Tuesday, August 20, 2013

Efter brylluppet (After the Wedding) -- riches and relationships






Director: Susanne Bier, 2006 (R)

Jacob Pederson (Mad Mikkelsen, Adam’s Apple) is living an altruistic life in Bombay, India, helping to run an orphanage and school, enjoying the vibrant colors and bustle of a swarming city, even if most are poor. In reality, he is hiding from his past. But his past catches up with him.

The first act shows us Jacob’s life, and especially his relationship with a 7 year-old orphan. Jacob spends all day serving others and has little time for self-reflection on his own life. But the orphanage is close to bankruptcy. When a wealthy Danish philanthropist makes an offer of funding, it seems too good to be true. But there is a catch: Jacob must return to his home-town of Copenhagen to discuss the offer and sign the contract in person. Leaving, he promises the young boy he will return within a week to be at his 8th birthday celebration.

The second and third acts play out in Denmark. Director Bier juxtaposes the pulsating effervescence of Bombay with its hundreds of hues with the cool and almost monochromatic Danish cityscape. Even the upscale hotel room Jacob is given is subdued in its Scandinavian furnishings. This is a different world. It is a world of hidden emotion and business dealings. Jacob seems uncomfortable in both.
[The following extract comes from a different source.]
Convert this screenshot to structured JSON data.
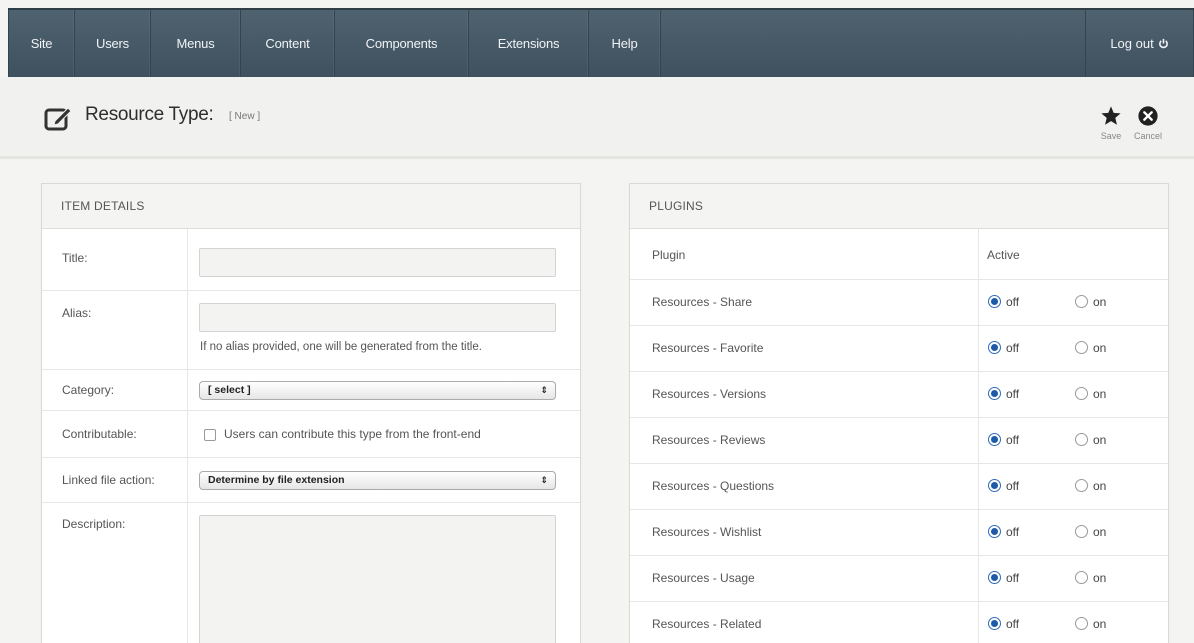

When Jacob finally meets the self-made tycoon Jorgen Hannson (Rolf Lassgard), Jorgen seems uninterested, even bored. His mind is on the upcoming wedding of his daughter Anna. He decides to leave the discussions until the after the wedding, and tenders an invitation to Jacob to attend the wedding. Trying to refuse, he really cannot without offending his host and risking losing the charitable donation. But when he meets Jorgen’s wife Helene, Jacob’s past catches up with the present.

We all have some skeletons in our closets, secrets we wish to remain hidden, sins we are ashamed of. Even if we have confessed them and received forgiveness (1 Jn. 1:9), there are often future consequences that we may be unprepared for. We may think we have escaped scot-free (or Dane-free in this case), but sometimes these consequences have a habit of surfacing when we least expect them. Such is what happens to Jacob.

Bier has pulled a strong cast together. Most actors will be unfamiliar to a US audience except perhaps Mikkelsen. He is best known here as the Bond villain who wept blood in the remake of Casino Royale. He delivers a strong performance, but is matched by the other key actors. What could have become melodramatic ennui becomes dramatic intrigue from a personal perspective.

As the film progresses other secrets emerge that demonstrate manipulation. And despite the Christian wedding, the characters seem Christ-less and without hope. In one powerful scene, one character falls down in grief fearing death.

Although death is unwelcome and the usual response is “why me, why now”, yet it is a part of life, something to be faced. The apostle Paul contrasted worldly and Christian grief in his first letter to the Thessalonians. He said he did not want Christians to “grieve like the rest of mankind, who have no hope” (1 Thess. 4:13). Those without Christ have nothing to look forward to. On the other hand, Christians have the hope of resurrection (1 Cor.15) and the hope that Jesus will return bringing with him those who have died in the Christian faith (1 Thess. 4:14-17). Jesus offers hope for this life and for the one to come.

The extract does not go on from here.